Guest Interview With Mike Barber of MISO

How long have you worked at MISO?
I’ve been with MISO for two and a half years.

What is your role at MISO?
My job title is Demand Response Advisor in our Resource Adequacy department. As Demand Response Advisor, my role consists of steady communications with our stakeholders regarding how their demand response programs can participate in MISO markets. Most programs participating in MISO’s markets are emergency based, so proportionately my efforts focus on the registration, performance expectations, and verification of these resources under the terms of our Resource Adequacy mechanisms.

Demand response also participates in our Energy and Operating Reserve markets, and as an emergency only (no capacity) resource as EDR (Emergency Demand Response), so I also assist participants in these areas as well.

MISO has numerous stakeholder groups. One is specifically dedicated to demand response. The Demand Response Working Group works to identify new opportunities and any barriers or issues that might affect participation in our markets, so I interact regularly with this group.

Finally, I represent MISO on several Smart Grid initiatives and working groups.

How long have you been involved in demand side activities?
The first 26 years of my career were with a regulated utility in its customer service and support areas. Although wholesale demand response is a relatively new concept in the Midwest, retail demand response has long been a principle effort in this part of the country. The purpose was not always intended to roll up to a wholesale level with a program per se, but rather to meet other drivers such as efficiency, electric rate relief, delayed generation construction, etc. So, in many ways my entire career has had an element of demand response.

What challenges have you faced as a DR professional within your organization and within the industry?
Wholesale demand response is still somewhat in its infancy in the Midwest, so as with any new opportunity, the challenges really are attributed to relative “newness” of the idea. A significant amount of our participating demand response originated from legacy programs in regulated environments. As such, there is some massaging required either to the program or to one of MISO’s market mechanisms in order to facilitate participation. Those nuances always present some level of challenge.

At MISO, we really do not face “challenges” per se related to demand response as all of our markets have been developed to facilitate DR participation, but there is a balance as it relates to the markets in general. Demand response is the “new kid” in wholesale energy markets and therefore, faces challenges in all markets as it attempts to compete against established players.

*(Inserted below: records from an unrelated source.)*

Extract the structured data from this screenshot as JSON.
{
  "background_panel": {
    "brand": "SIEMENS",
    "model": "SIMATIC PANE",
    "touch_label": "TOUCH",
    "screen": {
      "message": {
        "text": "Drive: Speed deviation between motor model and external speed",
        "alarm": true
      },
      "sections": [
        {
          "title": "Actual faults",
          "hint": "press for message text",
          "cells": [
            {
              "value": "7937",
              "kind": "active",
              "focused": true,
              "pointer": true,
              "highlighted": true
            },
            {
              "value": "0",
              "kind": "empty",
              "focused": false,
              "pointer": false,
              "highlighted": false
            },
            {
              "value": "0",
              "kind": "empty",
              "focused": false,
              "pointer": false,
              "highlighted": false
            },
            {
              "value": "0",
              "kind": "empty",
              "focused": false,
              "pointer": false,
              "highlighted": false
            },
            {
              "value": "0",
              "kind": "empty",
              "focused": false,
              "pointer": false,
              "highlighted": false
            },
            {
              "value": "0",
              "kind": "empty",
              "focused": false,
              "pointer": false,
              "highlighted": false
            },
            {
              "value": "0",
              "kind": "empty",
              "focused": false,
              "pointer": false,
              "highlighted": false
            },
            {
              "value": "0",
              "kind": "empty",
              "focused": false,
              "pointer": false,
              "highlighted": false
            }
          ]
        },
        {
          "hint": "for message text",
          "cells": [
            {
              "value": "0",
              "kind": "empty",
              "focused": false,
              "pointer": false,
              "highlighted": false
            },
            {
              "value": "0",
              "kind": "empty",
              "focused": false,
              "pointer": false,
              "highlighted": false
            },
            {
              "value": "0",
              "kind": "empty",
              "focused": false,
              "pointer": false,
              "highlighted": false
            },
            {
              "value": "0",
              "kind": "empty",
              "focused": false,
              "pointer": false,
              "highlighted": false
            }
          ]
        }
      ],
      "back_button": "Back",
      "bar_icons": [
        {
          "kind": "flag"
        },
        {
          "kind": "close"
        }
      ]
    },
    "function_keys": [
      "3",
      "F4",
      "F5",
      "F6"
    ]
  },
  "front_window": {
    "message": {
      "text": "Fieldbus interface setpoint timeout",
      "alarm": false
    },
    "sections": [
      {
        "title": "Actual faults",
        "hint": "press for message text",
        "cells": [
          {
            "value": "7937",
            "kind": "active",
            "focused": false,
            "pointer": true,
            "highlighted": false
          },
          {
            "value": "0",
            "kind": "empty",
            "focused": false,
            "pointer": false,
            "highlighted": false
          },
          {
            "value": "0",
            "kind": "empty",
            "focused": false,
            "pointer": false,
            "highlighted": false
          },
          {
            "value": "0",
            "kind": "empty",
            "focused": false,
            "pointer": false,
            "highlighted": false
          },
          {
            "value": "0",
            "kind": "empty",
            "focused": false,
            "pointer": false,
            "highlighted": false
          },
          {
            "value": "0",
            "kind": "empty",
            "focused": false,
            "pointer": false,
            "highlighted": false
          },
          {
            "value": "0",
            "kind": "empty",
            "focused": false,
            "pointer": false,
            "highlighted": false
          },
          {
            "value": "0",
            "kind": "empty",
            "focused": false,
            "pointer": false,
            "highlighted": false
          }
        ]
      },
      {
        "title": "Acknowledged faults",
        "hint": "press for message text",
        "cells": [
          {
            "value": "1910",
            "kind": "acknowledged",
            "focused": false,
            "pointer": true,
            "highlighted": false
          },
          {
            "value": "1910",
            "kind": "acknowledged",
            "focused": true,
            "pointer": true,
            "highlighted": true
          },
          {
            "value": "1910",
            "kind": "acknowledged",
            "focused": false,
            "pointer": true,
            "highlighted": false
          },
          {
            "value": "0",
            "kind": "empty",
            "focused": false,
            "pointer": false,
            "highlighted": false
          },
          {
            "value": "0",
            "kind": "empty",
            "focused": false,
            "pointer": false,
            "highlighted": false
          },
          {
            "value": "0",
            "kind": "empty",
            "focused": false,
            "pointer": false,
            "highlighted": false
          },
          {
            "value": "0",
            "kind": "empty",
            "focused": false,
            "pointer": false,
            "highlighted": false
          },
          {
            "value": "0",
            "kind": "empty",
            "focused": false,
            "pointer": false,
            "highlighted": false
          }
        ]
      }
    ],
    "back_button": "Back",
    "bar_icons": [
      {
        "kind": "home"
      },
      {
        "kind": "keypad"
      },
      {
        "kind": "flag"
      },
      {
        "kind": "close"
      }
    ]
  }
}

While that challenge isn’t exclusive to demand response, electric markets at the wholesale level deal in very high volumes with tight margins and a relatively low return when you scale it back to an end user in a single program. I believe that is one of the most significant challenges that “robust” demand response faces in the industry.

What changes have you seen in the industry as it relates to DR and EE over the last few years?
Certainly the interest level has been the biggest change over the past few years. As the economy struggles, consumers want to get the most value from their assets. At the same time, our nation’s political leaders continue to push for energy independence, so it really is a perfect match from a timing standpoint.

For example, recent public policy decisions have offered heavy incentives in order to promote or “kick start” demand response efforts. I think this attention has added to the momentum, especially at the retail level where the return on investment is much more visible to the end user verses a wholesale return. So, the attention to this area will undoubtedly lead to continued innovation and opportunity for demand response and energy efficiency in the marketplace.

What do you expect to be the biggest challenge with implementing DR in the next decade?
I think there are a few significant hurdles rather than a single hurdle. I think the first hurdle is consumer interest/education. Without consumers understanding and trusting these programs and the associated technologies, they will always be challenged to maximize their potential. The “early adopters” are willing to accept some inconveniences and hurdles, but the general public may be less likely to latch onto demand response initiatives for the long haul.

Second, I think baby steps are critical to long-term success. Although there are some opportunities out there on the wholesale level, I believe the vast majority of smart grid, energy efficiency, and demand response ideas and products probably need to be initiated at the local or retail level where these programs can work out the kinks, continue to refine product offerings, and build a successful track record. The industry will then be more likely and capable to evaluate the next steps to fully incorporate DR at the wholesale level. This is a normal cycle, and we have participants who have successfully followed this roadmap. I do see a trend where certain concepts or products want to skip this development phase and jump right in at a wholesale level.

What advice or guidance would you give to young professionals who are considering a career in demand response and smart grid?
I think the first message that I would convey is that this industry has a tremendous upside on the developing landscape. Everyone would like to see the country achieve energy independence, and DR and EE will certainly be instrumental pieces of that puzzle.

The other advice is seizing the opportunity to educate consumers on embracing the new technologies. There is a stigma around some of the necessary ingredients of DR and EE, such as “smart” metering. The success of any program will rest on investing the resources necessary to quell the push back through education rather than mandates. Consumer education will promote buy-in and technologies that minimize the impacts felt by the consumer are key areas to focus on in order to maximize the potential that DR and EE bring to the table.